Don't ask my child to fly,
for he has not wings.

Don't ask my child to see the glint on the eagle's beak,
for his vision has been diminished.

Don't ask my child to remain calm amid the din,
for her ability to screen out the noises has been taken away.

Don't ask my child to be careful with "strangers",
for he is affectionate with everyone and prey for the unscrupulous.

Don't ask my child to "settle down",
for the clock which works for you and I, does not exist for her.

Don't ask my child to not play with the toys of others,
for he has no concept of property.

Don’t ask my child to remember you tomorrow,
although you met today.

Don't ask my child to heal your wounds,
for her hands cannot hold a scalpel or sutures.

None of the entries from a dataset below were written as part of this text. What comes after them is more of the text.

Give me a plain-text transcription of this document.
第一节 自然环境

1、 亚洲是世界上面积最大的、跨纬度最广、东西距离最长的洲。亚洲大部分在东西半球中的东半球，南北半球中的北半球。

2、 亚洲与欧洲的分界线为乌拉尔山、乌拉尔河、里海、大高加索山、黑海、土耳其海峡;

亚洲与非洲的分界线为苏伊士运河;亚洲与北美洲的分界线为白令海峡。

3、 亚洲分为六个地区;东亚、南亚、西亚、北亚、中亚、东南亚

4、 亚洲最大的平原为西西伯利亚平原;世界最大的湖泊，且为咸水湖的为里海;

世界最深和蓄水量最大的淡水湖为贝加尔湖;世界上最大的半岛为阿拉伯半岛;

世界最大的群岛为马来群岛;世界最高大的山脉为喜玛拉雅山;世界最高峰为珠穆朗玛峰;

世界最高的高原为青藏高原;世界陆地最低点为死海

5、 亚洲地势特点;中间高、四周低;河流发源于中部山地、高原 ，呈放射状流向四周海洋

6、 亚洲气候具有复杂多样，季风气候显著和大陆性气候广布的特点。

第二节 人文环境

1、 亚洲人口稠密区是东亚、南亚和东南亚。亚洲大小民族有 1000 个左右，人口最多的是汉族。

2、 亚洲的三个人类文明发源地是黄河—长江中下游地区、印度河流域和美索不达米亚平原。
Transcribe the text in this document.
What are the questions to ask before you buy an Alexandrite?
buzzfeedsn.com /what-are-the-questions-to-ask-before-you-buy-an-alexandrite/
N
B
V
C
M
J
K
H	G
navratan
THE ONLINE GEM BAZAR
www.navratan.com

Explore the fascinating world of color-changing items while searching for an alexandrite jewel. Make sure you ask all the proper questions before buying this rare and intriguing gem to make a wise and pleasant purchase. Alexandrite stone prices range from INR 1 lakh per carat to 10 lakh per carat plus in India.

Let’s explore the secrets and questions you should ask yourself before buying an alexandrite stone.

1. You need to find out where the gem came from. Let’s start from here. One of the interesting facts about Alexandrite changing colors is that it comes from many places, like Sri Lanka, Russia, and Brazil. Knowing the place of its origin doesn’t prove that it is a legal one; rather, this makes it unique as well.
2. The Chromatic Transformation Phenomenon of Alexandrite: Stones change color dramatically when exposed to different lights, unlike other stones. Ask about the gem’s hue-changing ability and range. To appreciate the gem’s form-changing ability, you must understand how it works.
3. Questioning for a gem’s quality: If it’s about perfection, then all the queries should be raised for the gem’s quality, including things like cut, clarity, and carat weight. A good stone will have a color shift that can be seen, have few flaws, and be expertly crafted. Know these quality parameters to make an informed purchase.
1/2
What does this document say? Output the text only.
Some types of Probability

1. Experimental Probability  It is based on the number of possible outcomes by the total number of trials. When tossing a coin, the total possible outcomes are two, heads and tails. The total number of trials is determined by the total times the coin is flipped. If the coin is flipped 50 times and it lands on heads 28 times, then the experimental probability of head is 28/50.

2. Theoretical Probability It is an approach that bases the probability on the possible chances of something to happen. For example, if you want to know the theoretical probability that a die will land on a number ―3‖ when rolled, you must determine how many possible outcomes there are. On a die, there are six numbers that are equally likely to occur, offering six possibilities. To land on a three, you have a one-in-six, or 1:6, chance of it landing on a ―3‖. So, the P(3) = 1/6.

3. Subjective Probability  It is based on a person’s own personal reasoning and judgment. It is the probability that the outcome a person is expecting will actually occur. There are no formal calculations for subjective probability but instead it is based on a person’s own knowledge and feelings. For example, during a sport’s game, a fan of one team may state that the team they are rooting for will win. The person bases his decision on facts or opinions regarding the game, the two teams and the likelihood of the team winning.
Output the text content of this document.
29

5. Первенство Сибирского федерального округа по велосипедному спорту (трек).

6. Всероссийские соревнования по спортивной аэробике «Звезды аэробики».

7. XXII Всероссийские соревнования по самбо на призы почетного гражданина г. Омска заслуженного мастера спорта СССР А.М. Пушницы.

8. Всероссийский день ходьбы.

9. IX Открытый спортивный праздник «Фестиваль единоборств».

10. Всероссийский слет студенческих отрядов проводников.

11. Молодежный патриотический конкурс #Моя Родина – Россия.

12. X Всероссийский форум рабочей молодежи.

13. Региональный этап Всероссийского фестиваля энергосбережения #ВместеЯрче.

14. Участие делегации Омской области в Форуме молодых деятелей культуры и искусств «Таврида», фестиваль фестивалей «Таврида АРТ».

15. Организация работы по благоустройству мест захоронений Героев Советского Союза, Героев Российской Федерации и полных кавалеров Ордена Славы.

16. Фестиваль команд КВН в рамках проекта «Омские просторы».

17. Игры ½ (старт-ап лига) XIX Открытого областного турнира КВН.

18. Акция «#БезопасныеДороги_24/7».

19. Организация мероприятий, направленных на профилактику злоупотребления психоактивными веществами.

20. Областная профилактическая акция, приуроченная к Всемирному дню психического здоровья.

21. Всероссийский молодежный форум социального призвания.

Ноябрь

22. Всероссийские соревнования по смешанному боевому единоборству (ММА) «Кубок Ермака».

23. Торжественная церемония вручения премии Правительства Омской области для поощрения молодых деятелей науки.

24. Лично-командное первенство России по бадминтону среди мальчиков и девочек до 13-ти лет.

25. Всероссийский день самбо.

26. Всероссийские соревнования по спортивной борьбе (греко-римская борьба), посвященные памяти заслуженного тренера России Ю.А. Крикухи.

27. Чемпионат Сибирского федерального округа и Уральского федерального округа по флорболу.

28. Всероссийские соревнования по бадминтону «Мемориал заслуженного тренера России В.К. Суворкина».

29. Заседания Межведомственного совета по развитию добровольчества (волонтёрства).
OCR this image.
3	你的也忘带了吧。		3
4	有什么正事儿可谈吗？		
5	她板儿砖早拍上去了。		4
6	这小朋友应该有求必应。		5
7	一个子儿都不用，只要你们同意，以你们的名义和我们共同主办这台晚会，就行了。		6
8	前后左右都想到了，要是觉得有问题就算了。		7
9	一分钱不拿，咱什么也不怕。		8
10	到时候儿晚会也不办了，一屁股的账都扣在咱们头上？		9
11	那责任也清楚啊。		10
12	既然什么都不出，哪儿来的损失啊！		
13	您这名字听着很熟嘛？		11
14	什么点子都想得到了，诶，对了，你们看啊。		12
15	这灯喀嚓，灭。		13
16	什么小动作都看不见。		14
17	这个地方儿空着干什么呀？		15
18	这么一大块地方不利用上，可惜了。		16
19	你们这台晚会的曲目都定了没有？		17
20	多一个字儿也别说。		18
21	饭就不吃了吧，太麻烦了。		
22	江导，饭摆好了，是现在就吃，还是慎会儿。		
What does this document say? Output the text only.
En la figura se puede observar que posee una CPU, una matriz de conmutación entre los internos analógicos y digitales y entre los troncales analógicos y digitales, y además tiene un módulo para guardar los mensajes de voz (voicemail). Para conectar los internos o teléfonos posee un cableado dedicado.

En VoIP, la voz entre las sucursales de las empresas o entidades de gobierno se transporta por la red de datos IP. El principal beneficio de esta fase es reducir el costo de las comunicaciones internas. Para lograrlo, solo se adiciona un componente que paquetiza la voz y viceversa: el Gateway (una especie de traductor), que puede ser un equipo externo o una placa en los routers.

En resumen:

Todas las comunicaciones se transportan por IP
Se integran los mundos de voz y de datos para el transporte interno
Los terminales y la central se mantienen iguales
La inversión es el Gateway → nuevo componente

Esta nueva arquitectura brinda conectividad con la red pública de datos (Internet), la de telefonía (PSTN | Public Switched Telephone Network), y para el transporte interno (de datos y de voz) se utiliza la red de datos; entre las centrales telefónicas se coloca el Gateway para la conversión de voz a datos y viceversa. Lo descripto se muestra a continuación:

Don't ask my child to meet the challenges set by society,
for you have denied her the tools.

Don't ask my child to forgive you for standing idly by,
while he was being tortured in his mother's womb,

for he will,

but He may not.


Bruce Ritchie, 1997



Bad Child



I was a child
the one who was wild.

I was a child it was hard to love
and didn't fit in like a glove.

I was a child, a bad little girl
with her hair in a curl.

I was a child with a pretty face
that had no grace.

I was a child you called lazy
and maybe even crazy.

I was a child whose sadness
turned to madness

I was a child who went away
and never got to play.

I was a child who traveled far and wide,
across the continental divide

I was a child wandering alone,
trying to find a home.

I was a child who stood in the dark,
waiting for the call of the morning lark.

I was a child who never made you proud,
the one that was too loud.

I was a child who wanted to die
and made you sigh.

I was a child who went insane
from all the pain.

I was a child who always wondered why.....
you weren't able to love me or even to try.